Manifestation de taxis à Paris, le 26 janvier.

Décidément, le gouvernement a bien du mal à faire cohabiter les taxis et les VTC (Uber, Chauffeur-privé, LeCab, etc). Moins de deux ans après l'adoption de la loi Thévenoud, en octobre 2014, un nouveau texte pour tenter d'apaiser la situation va être examiné dès ce mardi à l'Assemblée nationale. La proposition de loi du député socialiste Laurent Grandguillaume, le médiateur nommé par le gouvernement, doit permettre d'éviter la réédition des mouvements de grève des taxis puis des VTC qui avaient bloqué la circulation en ville en janvier.

Mais, sans surprise, l'initiative ne fait toujours pas l'unanimité. Les plateformes de VTC dénoncent encore et toujours une loi qui risque de bloquer le développement du secteur et l'arrivée de nouveaux chauffeurs, notamment en province.

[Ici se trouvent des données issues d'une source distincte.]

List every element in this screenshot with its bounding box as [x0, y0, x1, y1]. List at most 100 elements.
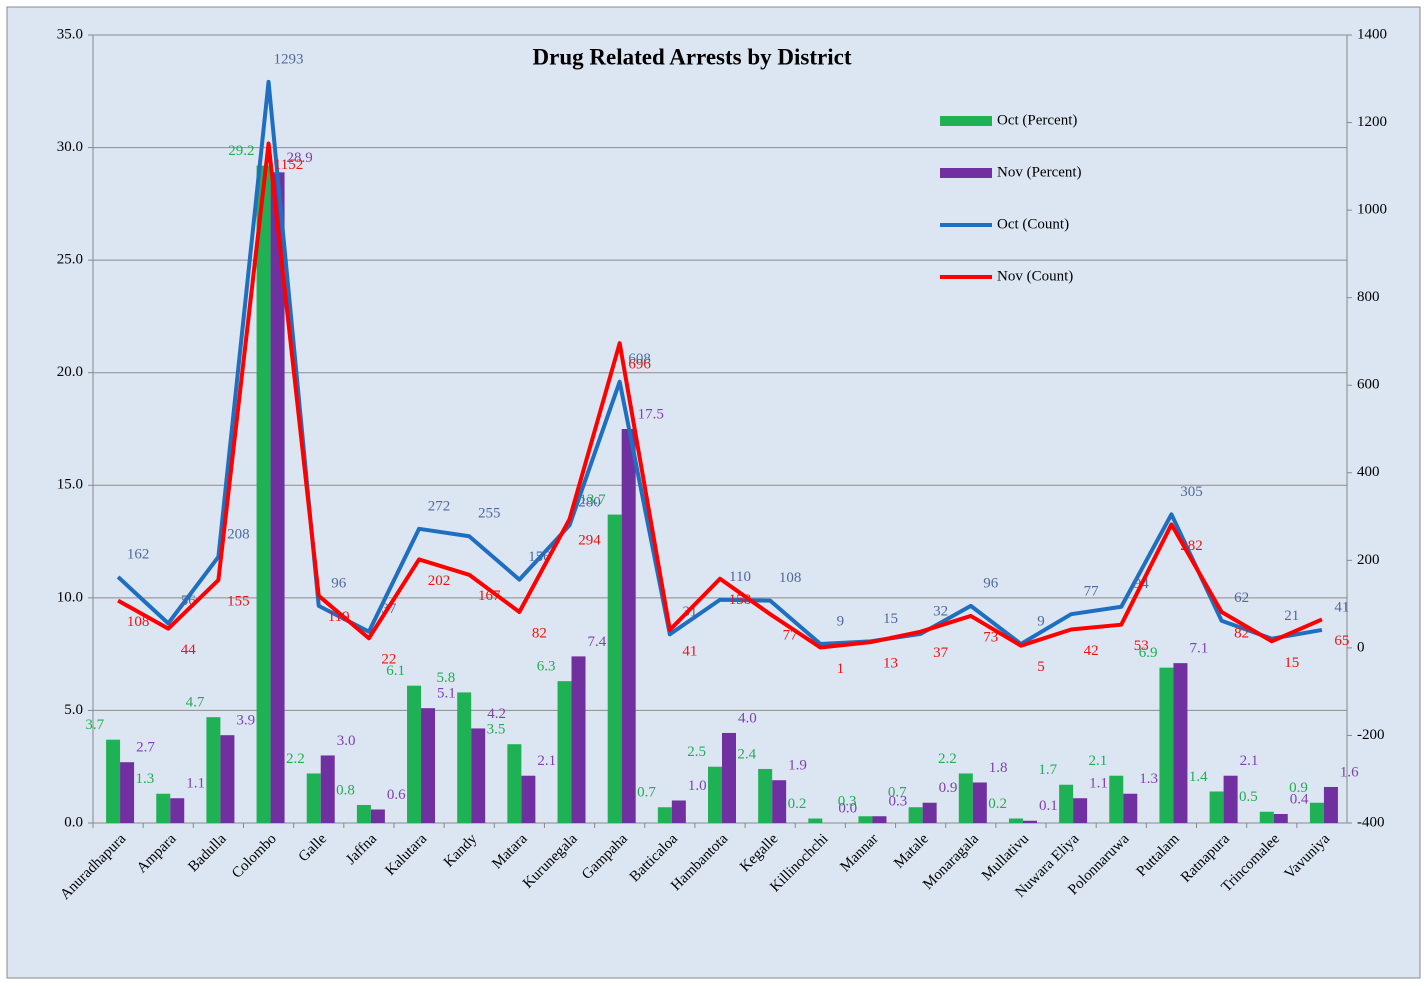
y-tick-label: 35.0 [57, 26, 83, 42]
data-label: 9 [837, 613, 845, 629]
data-label: 0.0 [838, 800, 857, 816]
bar [621, 429, 636, 823]
data-label: 1.0 [688, 778, 707, 794]
data-label: 44 [181, 642, 197, 658]
bar [156, 793, 171, 823]
bar [120, 762, 135, 823]
legend-swatch [940, 168, 992, 178]
bar [958, 773, 973, 823]
data-label: 280 [578, 495, 601, 511]
y2-tick-label: 800 [1357, 289, 1380, 305]
y-tick-label: 20.0 [57, 364, 83, 380]
data-label: 21 [1284, 608, 1299, 624]
bar [607, 514, 622, 823]
bar [471, 728, 486, 823]
data-label: 1.7 [1038, 762, 1057, 778]
data-label: 3.0 [337, 733, 356, 749]
data-label: 96 [983, 575, 999, 591]
bar [1209, 791, 1224, 823]
chart-title: Drug Related Arrests by District [533, 44, 852, 69]
data-label: 3.5 [487, 722, 506, 738]
data-label: 15 [883, 611, 898, 627]
bar [220, 735, 235, 823]
y2-tick-label: -200 [1357, 727, 1385, 743]
data-label: 1.8 [989, 760, 1008, 776]
bar [722, 732, 736, 823]
data-label: 42 [1084, 643, 1099, 659]
bar [657, 807, 672, 823]
data-label: 77 [1084, 584, 1100, 600]
data-label: 155 [227, 593, 250, 609]
data-label: 110 [729, 569, 751, 585]
data-label: 3.9 [236, 713, 255, 729]
data-label: 5.1 [437, 686, 456, 702]
legend-label: Oct (Percent) [997, 112, 1077, 128]
y-tick-label: 30.0 [57, 139, 83, 155]
data-label: 0.6 [387, 787, 406, 803]
data-label: 13.7 [579, 492, 606, 508]
bar [370, 809, 385, 823]
y2-tick-label: 1000 [1357, 202, 1387, 218]
data-label: 255 [478, 506, 501, 522]
bar [1109, 775, 1124, 823]
data-label: 13 [883, 656, 898, 672]
bar [320, 755, 335, 823]
data-label: 2.4 [737, 746, 756, 762]
data-label: 1.1 [1089, 776, 1108, 792]
data-label: 5.8 [436, 670, 455, 686]
data-label: 15 [1284, 655, 1299, 671]
bar [457, 692, 472, 823]
data-label: 0.3 [888, 794, 907, 810]
y-tick-label: 15.0 [57, 477, 83, 493]
data-label: 158 [729, 592, 752, 608]
data-label: 82 [532, 625, 547, 641]
y-tick-label: 10.0 [57, 589, 83, 605]
bar [1159, 667, 1174, 823]
bar [270, 172, 285, 823]
bar [872, 816, 887, 823]
data-label: 167 [478, 588, 501, 604]
bar [571, 656, 586, 823]
bar [808, 818, 823, 823]
data-label: 29.2 [228, 143, 254, 159]
bar [356, 804, 371, 823]
bar [1059, 784, 1074, 823]
data-label: 696 [628, 357, 651, 373]
data-label: 2.2 [286, 751, 305, 767]
data-label: 77 [783, 628, 799, 644]
data-label: 1.1 [186, 776, 205, 792]
y-tick-label: 5.0 [64, 702, 83, 718]
data-label: 0.3 [838, 794, 857, 810]
y2-tick-label: 0 [1357, 639, 1365, 655]
data-label: 6.3 [537, 659, 556, 675]
data-label: 1.3 [1139, 771, 1158, 787]
y2-tick-label: -400 [1357, 814, 1385, 830]
legend-swatch [940, 116, 992, 126]
data-label: 162 [127, 546, 150, 562]
data-label: 0.7 [888, 785, 907, 801]
data-label: 4.2 [487, 706, 506, 722]
bar [256, 165, 271, 823]
data-label: 108 [779, 570, 802, 586]
line [117, 141, 1323, 650]
bar [708, 766, 722, 823]
data-label: 41 [1334, 599, 1349, 615]
bar [206, 717, 221, 823]
data-label: 4.0 [738, 710, 757, 726]
data-label: 53 [1134, 638, 1149, 654]
data-label: 272 [428, 498, 451, 514]
y2-tick-label: 1400 [1357, 26, 1387, 42]
bar [521, 775, 536, 823]
data-label: 208 [227, 526, 250, 542]
data-label: 0.9 [1289, 780, 1308, 796]
y-tick-label: 0.0 [64, 814, 83, 830]
bar [1173, 663, 1188, 823]
bar [671, 800, 686, 823]
data-label: 1293 [274, 51, 304, 67]
data-label: 0.8 [336, 782, 355, 798]
data-label: 1 [837, 661, 845, 677]
bar [407, 685, 422, 823]
data-label: 2.5 [687, 744, 706, 760]
bar [170, 798, 185, 823]
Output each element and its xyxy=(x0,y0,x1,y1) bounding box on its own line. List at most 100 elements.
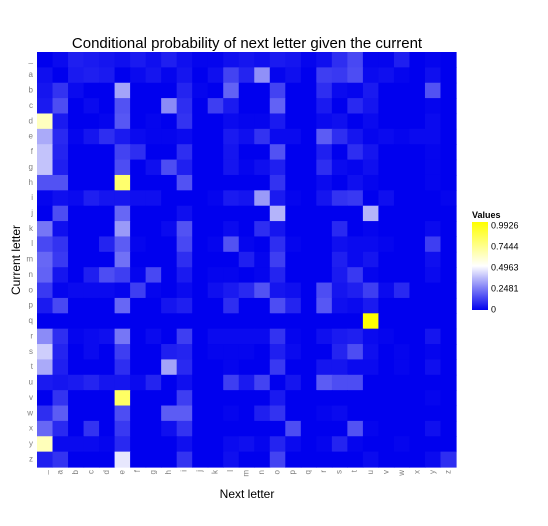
heatmap-cell-b-b xyxy=(68,82,85,99)
heatmap-cell-y-n xyxy=(254,436,271,453)
heatmap-cell-f-_ xyxy=(37,144,54,161)
heatmap-cell-k-z xyxy=(440,221,457,238)
heatmap-cell-_-s xyxy=(331,52,348,68)
y-tick-label: e xyxy=(29,132,34,141)
heatmap-cell-f-n xyxy=(254,144,271,161)
heatmap-cell-z-e xyxy=(114,451,131,468)
heatmap-cell-g-n xyxy=(254,159,271,176)
heatmap-cell-f-y xyxy=(424,144,442,161)
heatmap-cell-j-m xyxy=(238,205,255,222)
heatmap-cell-d-y xyxy=(424,113,442,130)
heatmap-cell-m-q xyxy=(300,251,317,268)
heatmap-cell-_-u xyxy=(362,52,380,68)
heatmap-cell-k-n xyxy=(254,221,271,238)
heatmap-cell-h-h xyxy=(161,174,178,191)
heatmap-cell-z-s xyxy=(331,451,348,468)
heatmap-cell-e-z xyxy=(440,128,457,145)
heatmap-cell-g-z xyxy=(440,159,457,176)
heatmap-cell-b-h xyxy=(161,82,178,99)
heatmap-cell-u-r xyxy=(316,374,333,391)
heatmap-cell-u-x xyxy=(409,374,426,391)
heatmap-cell-q-j xyxy=(192,313,209,330)
heatmap-cell-t-i xyxy=(176,359,193,376)
heatmap-cell-j-l xyxy=(223,205,240,222)
heatmap-cell-c-m xyxy=(238,98,255,115)
heatmap-cell-j-d xyxy=(99,205,116,222)
heatmap-cell-m-n xyxy=(254,251,271,268)
heatmap-cell-b-f xyxy=(130,82,147,99)
heatmap-cell-_-e xyxy=(114,52,131,68)
y-tick-label: g xyxy=(29,162,33,171)
heatmap-cell-v-h xyxy=(161,390,178,407)
heatmap-cell-a-r xyxy=(316,67,333,84)
heatmap-cell-p-j xyxy=(192,297,209,314)
x-tick-label: g xyxy=(148,470,157,474)
heatmap-cell-g-f xyxy=(130,159,147,176)
heatmap-cell-f-k xyxy=(207,144,224,161)
heatmap-cell-x-w xyxy=(393,420,411,437)
y-tick-label: f xyxy=(31,147,34,156)
heatmap-cell-o-e xyxy=(114,282,131,299)
x-axis-ticks: _ a b c d e f g h i j k l m n o p q r s t u v w x y z xyxy=(40,469,452,477)
heatmap-cell-l-h xyxy=(161,236,178,253)
heatmap-cell-j-_ xyxy=(37,205,54,222)
heatmap-cell-i-b xyxy=(68,190,85,207)
heatmap-cell-q-a xyxy=(52,313,69,330)
heatmap-cell-y-i xyxy=(176,436,193,453)
x-tick-label: f xyxy=(133,469,142,472)
heatmap-cell-i-a xyxy=(52,190,69,207)
heatmap-cell-r-x xyxy=(409,328,426,345)
heatmap-cell-_-o xyxy=(269,52,286,68)
y-tick-label: r xyxy=(30,331,33,340)
heatmap-cell-o-q xyxy=(300,282,317,299)
heatmap-cell-i-h xyxy=(161,190,178,207)
x-tick-label: x xyxy=(412,470,421,474)
heatmap-cell-k-x xyxy=(409,221,426,238)
heatmap-cell-k-k xyxy=(207,221,224,238)
heatmap-cell-q-f xyxy=(130,313,147,330)
heatmap-cell-k-h xyxy=(161,221,178,238)
heatmap-cell-q-q xyxy=(300,313,317,330)
heatmap-cell-o-s xyxy=(331,282,348,299)
heatmap-cell-k-i xyxy=(176,221,193,238)
x-tick-label: i xyxy=(180,470,189,472)
heatmap-cell-f-i xyxy=(176,144,193,161)
heatmap-cell-s-j xyxy=(192,344,209,361)
heatmap-cell-a-b xyxy=(68,67,85,84)
heatmap-cell-x-z xyxy=(440,420,457,437)
heatmap-cell-m-s xyxy=(331,251,348,268)
heatmap-cell-h-l xyxy=(223,174,240,191)
heatmap-cell-c-i xyxy=(176,98,193,115)
heatmap-cell-g-v xyxy=(378,159,395,176)
heatmap-cell-m-h xyxy=(161,251,178,268)
heatmap-cell-p-l xyxy=(223,297,240,314)
heatmap-cell-t-z xyxy=(440,359,457,376)
heatmap-cell-x-i xyxy=(176,420,193,437)
heatmap-cell-k-b xyxy=(68,221,85,238)
heatmap-cell-t-_ xyxy=(37,359,54,376)
heatmap-cell-j-i xyxy=(176,205,193,222)
heatmap-cell-e-r xyxy=(316,128,333,145)
y-tick-label: l xyxy=(31,239,33,248)
heatmap-cell-m-_ xyxy=(37,251,54,268)
heatmap-cell-r-h xyxy=(161,328,178,345)
heatmap-cell-o-n xyxy=(254,282,271,299)
heatmap-cell-a-d xyxy=(99,67,116,84)
x-tick-label: w xyxy=(397,470,406,477)
heatmap-cell-z-w xyxy=(393,451,411,468)
heatmap-cell-l-e xyxy=(114,236,131,253)
heatmap-cell-g-t xyxy=(347,159,364,176)
heatmap-cell-a-u xyxy=(362,67,380,84)
heatmap-cell-k-m xyxy=(238,221,255,238)
heatmap-cell-h-j xyxy=(192,174,209,191)
heatmap-cell-a-q xyxy=(300,67,317,84)
heatmap-cell-a-k xyxy=(207,67,224,84)
heatmap-cell-r-z xyxy=(440,328,457,345)
heatmap-cell-i-n xyxy=(254,190,271,207)
heatmap-cell-p-k xyxy=(207,297,224,314)
heatmap-cell-o-f xyxy=(130,282,147,299)
heatmap-cell-s-v xyxy=(378,344,395,361)
heatmap-cell-s-d xyxy=(99,344,116,361)
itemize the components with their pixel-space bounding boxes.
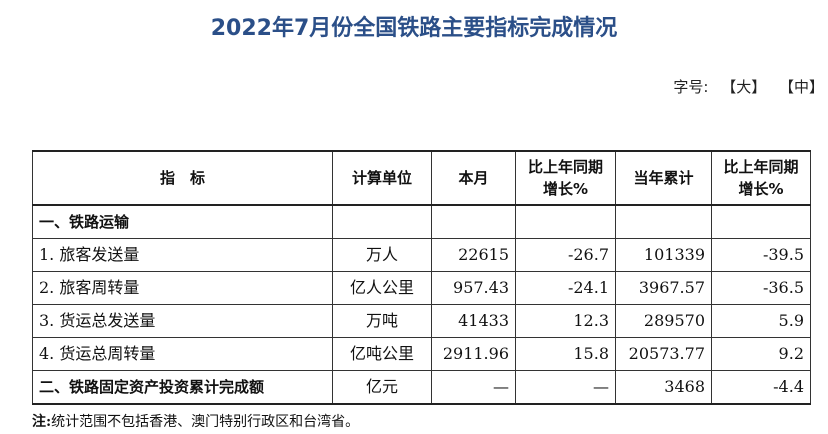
section-label: 二、铁路固定资产投资累计完成额 — [32, 370, 333, 405]
indicator-name: 4. 货运总周转量 — [32, 337, 333, 371]
month-value: 41433 — [431, 304, 516, 338]
month-value: 957.43 — [431, 271, 516, 305]
yoy-month-value: -26.7 — [515, 238, 616, 272]
section-row-fixed-asset-investment: 二、铁路固定资产投资累计完成额 亿元 — — 3468 -4.4 — [32, 370, 811, 405]
yoy-month-value: 12.3 — [515, 304, 616, 338]
month-value: 2911.96 — [431, 337, 516, 371]
unit-cell: 万人 — [332, 238, 432, 272]
table-header-row: 指 标 计算单位 本月 比上年同期增长% 当年累计 比上年同期增长% — [32, 150, 811, 206]
yoy-cumulative-value: 9.2 — [711, 337, 811, 371]
yoy-cumulative-value: -39.5 — [711, 238, 811, 272]
indicator-name: 1. 旅客发送量 — [32, 238, 333, 272]
unit-cell: 亿元 — [332, 370, 432, 405]
font-size-medium-button[interactable]: 【中】 — [778, 78, 824, 96]
yoy-cumulative-value: 5.9 — [711, 304, 811, 338]
footnote: 注:统计范围不包括香港、澳门特别行政区和台湾省。 — [32, 412, 359, 432]
header-unit: 计算单位 — [332, 150, 432, 206]
empty-cell — [431, 204, 516, 239]
page-title: 2022年7月份全国铁路主要指标完成情况 — [210, 16, 618, 41]
empty-cell — [615, 204, 712, 239]
header-yoy-cumulative: 比上年同期增长% — [711, 150, 811, 206]
indicators-table: 指 标 计算单位 本月 比上年同期增长% 当年累计 比上年同期增长% 一、铁路运… — [32, 150, 811, 405]
empty-cell — [332, 204, 432, 239]
footnote-label: 注: — [32, 414, 52, 430]
yoy-cumulative-value: -36.5 — [711, 271, 811, 305]
yoy-cumulative-value: -4.4 — [711, 370, 811, 405]
empty-cell — [711, 204, 811, 239]
cumulative-value: 289570 — [615, 304, 712, 338]
table-row: 3. 货运总发送量 万吨 41433 12.3 289570 5.9 — [32, 304, 811, 338]
table-row: 4. 货运总周转量 亿吨公里 2911.96 15.8 20573.77 9.2 — [32, 337, 811, 371]
month-value: 22615 — [431, 238, 516, 272]
header-month: 本月 — [431, 150, 516, 206]
cumulative-value: 101339 — [615, 238, 712, 272]
footnote-text: 统计范围不包括香港、澳门特别行政区和台湾省。 — [51, 414, 360, 430]
header-yoy-month: 比上年同期增长% — [515, 150, 616, 206]
empty-cell — [515, 204, 616, 239]
indicator-name: 3. 货运总发送量 — [32, 304, 333, 338]
section-row-railway-transport: 一、铁路运输 — [32, 204, 811, 239]
font-size-label: 字号: — [673, 78, 709, 96]
cumulative-value: 20573.77 — [615, 337, 712, 371]
section-label: 一、铁路运输 — [32, 204, 333, 239]
indicator-name: 2. 旅客周转量 — [32, 271, 333, 305]
unit-cell: 亿吨公里 — [332, 337, 432, 371]
month-value: — — [431, 370, 516, 405]
header-indicator: 指 标 — [32, 150, 333, 206]
yoy-month-value: — — [515, 370, 616, 405]
unit-cell: 亿人公里 — [332, 271, 432, 305]
table-row: 2. 旅客周转量 亿人公里 957.43 -24.1 3967.57 -36.5 — [32, 271, 811, 305]
yoy-month-value: 15.8 — [515, 337, 616, 371]
font-size-selector: 字号: 【大】 【中】 — [673, 76, 824, 98]
table-row: 1. 旅客发送量 万人 22615 -26.7 101339 -39.5 — [32, 238, 811, 272]
yoy-month-value: -24.1 — [515, 271, 616, 305]
cumulative-value: 3967.57 — [615, 271, 712, 305]
unit-cell: 万吨 — [332, 304, 432, 338]
cumulative-value: 3468 — [615, 370, 712, 405]
header-cumulative: 当年累计 — [615, 150, 712, 206]
font-size-large-button[interactable]: 【大】 — [721, 78, 767, 96]
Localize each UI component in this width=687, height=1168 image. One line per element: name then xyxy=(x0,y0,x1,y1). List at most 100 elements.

À coup de publicités dans la presse, l'Union des acteurs de la mobilité, une organisation qui regroupe Snapcar, Voitures noires (loueur de véhicules aux VTC), le centre de formation de VTC Cab mais aussi Uber, essaie de convaincre les élus qu'ils s'apprêtent à priver d'emplois potentiels des milliers de jeunes, notamment issus de quartiers défavorisés.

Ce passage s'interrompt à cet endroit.